This application fetches real estate listings from a webpage, tidies up the data, and stores it in an Amazon S3 bucket.
It uses Python libraries like requests and BeautifulSoup for web scraping, and Boto3 for interacting with S3.
Additionally, it's orchestrated by Apache Airflow, which schedules and manages the entire ETL process.
This setup automates the extraction, transformation, and loading of real estate data, making it easy to keep the listings up-to-date and accessible.
- Utilizes requests library to send HTTP requests and BeautifulSoup library to parse HTML content of a webpage.
- Scrapes specific data from the webpage and saves it to a pandas dataframe.
- Defines functions to extract specific details from the dataframe and clean the data.
- Extracts details like area, number of bedrooms, suites, parking spaces, etc.

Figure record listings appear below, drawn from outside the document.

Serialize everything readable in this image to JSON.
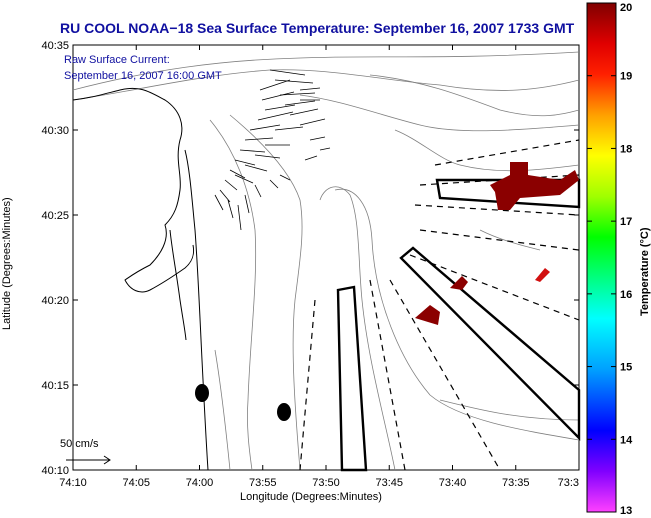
{
  "chart_data": {
    "type": "heatmap",
    "title": "RU COOL  NOAA−18  Sea Surface Temperature:  September 16, 2007 1733 GMT",
    "annotation_lines": [
      "Raw Surface Current:",
      "September 16, 2007 16:00 GMT"
    ],
    "scale_label": "50 cm/s",
    "xlabel": "Longitude (Degrees:Minutes)",
    "ylabel": "Latitude (Degrees:Minutes)",
    "x_ticks": [
      "74:10",
      "74:05",
      "74:00",
      "73:55",
      "73:50",
      "73:45",
      "73:40",
      "73:35",
      "73:3"
    ],
    "y_ticks": [
      "40:35",
      "40:30",
      "40:25",
      "40:20",
      "40:15",
      "40:10"
    ],
    "xlim_minutes_west": [
      10,
      -30
    ],
    "ylim_minutes_north": [
      10,
      35
    ],
    "colorbar": {
      "label": "Temperature (°C)",
      "range": [
        13,
        20
      ],
      "ticks": [
        "20",
        "19",
        "18",
        "17",
        "16",
        "15",
        "14",
        "13"
      ],
      "colors": [
        "#ff40ff",
        "#8000ff",
        "#0000ff",
        "#00a0ff",
        "#00ffff",
        "#00ff80",
        "#00ff00",
        "#a0ff00",
        "#ffff00",
        "#ffa000",
        "#ff4000",
        "#ff0000",
        "#800000"
      ]
    },
    "sst_patches_color": "#8b0000",
    "sst_patch_values_approx": [
      20,
      19.8,
      19.6,
      19.4
    ],
    "grid": false,
    "colors": {
      "title": "#1010a0",
      "coast": "#000000",
      "bathymetry": "#808080"
    }
  }
}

- Cleans and preprocesses price data.
- Loads AWS configuration from a JSON file.
- Uploads a CSV string to an S3 bucket using Boto3 S3 client.
- Sets up a Directed Acyclic Graph (DAG) named "automated_etl_process" using Airflow.
- DAG is scheduled to run daily.
- Defines three tasks for data extraction, transformation, and loading, represented by PythonOperator.
- Establishes task dependencies where the extraction task precedes transformation, and transformation precedes loading.